Cabe a cada um de nós aproveitarmos a lição espontânea e rogar pela melhora dos personagens envolvidos nos relatos. Também por isso ao iniciarmos a atividade da noite acabamos aleatoriamente lendo uma mensagem quanto ao perdão aos criminosos. Fica o questionamento, podemos julgar se todos trazemos máculas em nosso passado?

O relato de Igor

Se antes desejava me utilizar da palavra para externar minha revolta, hoje, acanhado é que me valho da escrita para narrar o que vivi. A realidade é que não mais desejava aqui retornar, porém, vontade superior a minha assim me induz fazendo com que termine o que comecei.

Ainda lembro, como se fosse hoje, do dia em que os belos olhos claros de Elisa encontraram nos meus o calor de uma admiração apaixonada pela última vez. Foi na fatídica manhã em que a deixei na estação ferroviária, ela iria estudar em Paris. Quisera eu poder ter adivinhado que a guerra estouraria logo depois, dificultando qualquer contato.

A notícia de que a França havia sido invadida me causava intenso temor. As narrativas das crueldades cometidas pelas tropas alemãs me desesperavam. E eu sem notícia alguma. Passei a temer pela vida de Elisa.

Quando tomamos parte na luta armada, não hesitei, fui dos primeiros a me apresentar, na ânsia de alcançar Paris e saber notícias do paradeiro de Elisa. Sem sair dos meus pensamentos o tempo foi passando, a guerra, diziam, estava perto do fim. Estávamos próximos de invadir Berlim. Entretanto, muito tempo passara sem que notícia alguma obtivesse. Foi na Alemanha que tombei, com meu peito varado por balas. Não mais encontrei quem buscava, entretanto, minha busca não terminou. Segui procurando, até reencontrá-la mudada, vivendo no Brasil.
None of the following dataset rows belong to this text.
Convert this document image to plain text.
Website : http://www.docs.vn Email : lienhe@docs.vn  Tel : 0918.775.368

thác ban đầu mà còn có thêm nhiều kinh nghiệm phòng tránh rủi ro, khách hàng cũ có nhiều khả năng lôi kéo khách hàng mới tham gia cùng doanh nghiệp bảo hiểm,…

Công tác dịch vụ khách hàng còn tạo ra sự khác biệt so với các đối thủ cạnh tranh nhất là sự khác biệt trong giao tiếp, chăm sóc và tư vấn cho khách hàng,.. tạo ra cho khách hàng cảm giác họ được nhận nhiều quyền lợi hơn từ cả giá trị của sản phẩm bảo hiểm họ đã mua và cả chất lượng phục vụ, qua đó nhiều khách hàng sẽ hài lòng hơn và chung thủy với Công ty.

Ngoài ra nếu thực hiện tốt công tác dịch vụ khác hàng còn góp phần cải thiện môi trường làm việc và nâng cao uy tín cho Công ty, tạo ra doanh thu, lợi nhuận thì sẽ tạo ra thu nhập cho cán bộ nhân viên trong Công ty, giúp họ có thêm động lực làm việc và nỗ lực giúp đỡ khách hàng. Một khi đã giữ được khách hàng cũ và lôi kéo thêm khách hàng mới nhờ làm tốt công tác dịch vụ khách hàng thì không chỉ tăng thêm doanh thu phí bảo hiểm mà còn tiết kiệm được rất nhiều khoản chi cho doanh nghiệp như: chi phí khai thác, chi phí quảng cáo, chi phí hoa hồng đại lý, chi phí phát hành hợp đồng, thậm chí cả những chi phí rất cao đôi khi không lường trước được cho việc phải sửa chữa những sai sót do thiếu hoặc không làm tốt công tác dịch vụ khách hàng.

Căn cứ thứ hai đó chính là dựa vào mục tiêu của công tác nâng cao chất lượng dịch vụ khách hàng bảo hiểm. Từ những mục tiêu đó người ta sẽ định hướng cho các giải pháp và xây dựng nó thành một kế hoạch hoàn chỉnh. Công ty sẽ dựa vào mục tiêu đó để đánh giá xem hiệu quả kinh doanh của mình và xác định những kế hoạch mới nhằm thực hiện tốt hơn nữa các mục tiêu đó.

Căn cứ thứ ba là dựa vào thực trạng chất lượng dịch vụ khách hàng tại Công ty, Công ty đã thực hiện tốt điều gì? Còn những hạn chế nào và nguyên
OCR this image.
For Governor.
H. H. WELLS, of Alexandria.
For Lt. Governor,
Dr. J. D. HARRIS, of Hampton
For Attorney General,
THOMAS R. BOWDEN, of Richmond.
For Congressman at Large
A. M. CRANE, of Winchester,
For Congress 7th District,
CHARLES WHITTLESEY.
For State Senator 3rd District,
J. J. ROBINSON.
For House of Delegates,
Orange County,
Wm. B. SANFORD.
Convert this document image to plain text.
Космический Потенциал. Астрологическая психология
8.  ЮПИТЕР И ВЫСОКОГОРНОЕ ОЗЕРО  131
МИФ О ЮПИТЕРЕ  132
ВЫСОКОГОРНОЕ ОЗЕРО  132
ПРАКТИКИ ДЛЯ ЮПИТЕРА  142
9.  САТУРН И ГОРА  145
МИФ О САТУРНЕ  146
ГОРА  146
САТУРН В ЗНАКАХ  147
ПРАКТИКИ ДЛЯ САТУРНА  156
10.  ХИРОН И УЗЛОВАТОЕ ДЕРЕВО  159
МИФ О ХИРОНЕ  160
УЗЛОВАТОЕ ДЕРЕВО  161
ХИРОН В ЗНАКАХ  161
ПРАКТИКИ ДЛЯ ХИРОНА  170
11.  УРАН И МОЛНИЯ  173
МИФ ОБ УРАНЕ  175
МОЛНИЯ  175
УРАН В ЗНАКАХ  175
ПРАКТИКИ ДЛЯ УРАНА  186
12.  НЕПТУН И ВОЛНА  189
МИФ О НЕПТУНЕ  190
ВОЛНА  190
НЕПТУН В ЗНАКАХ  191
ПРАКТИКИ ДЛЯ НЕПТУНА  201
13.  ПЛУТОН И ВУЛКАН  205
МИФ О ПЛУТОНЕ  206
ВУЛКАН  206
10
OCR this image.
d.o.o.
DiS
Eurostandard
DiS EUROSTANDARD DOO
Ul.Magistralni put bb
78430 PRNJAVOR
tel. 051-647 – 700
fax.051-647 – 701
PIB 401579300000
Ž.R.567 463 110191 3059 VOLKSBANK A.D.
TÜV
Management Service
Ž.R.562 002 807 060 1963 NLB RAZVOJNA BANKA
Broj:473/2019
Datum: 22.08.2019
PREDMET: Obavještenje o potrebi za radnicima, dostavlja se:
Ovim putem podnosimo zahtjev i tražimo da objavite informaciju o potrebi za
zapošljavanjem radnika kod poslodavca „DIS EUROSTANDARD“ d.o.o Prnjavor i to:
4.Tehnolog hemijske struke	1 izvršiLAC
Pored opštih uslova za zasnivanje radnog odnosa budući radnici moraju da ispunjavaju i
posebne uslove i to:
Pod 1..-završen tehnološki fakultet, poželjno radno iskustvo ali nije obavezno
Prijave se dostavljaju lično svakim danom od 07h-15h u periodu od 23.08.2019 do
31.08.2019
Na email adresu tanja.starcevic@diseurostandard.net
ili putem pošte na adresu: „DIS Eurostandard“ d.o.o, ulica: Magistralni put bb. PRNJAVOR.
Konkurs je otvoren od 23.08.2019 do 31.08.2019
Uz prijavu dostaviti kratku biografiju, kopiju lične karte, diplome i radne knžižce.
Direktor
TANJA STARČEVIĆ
Conclusão do orientador espiritual

Elisa havia perecido no desabamento de um prédio bombardeado quando do princípio da guerra. Sequer se encontrava em Paris. Desencarnara soterrada e logo dera continuidade a sua existência espiritual. Em melhores condições de entendimento compreendera a inutilidade de buscar Igor, evitando assim criar uma vinculação de angústia e aflições.

Muito em breve ela o receberá como filho, buscando sublimar o vínculo que os relaciona. Na figura de mãe dedicada acabará por conquistar o respeito e a admiração de Igor. A complexidade dos sentimentos em que nos envolvemos acaba por nos colocar sem condições de discernimento. A confissão dos erros do passado, mesmo que sem a espontaneidade que se desejaria, permitirá uma trégua nas relações conturbadas e intensas desses dois espíritos. Ofertando uma perspectiva melhor para o futuro.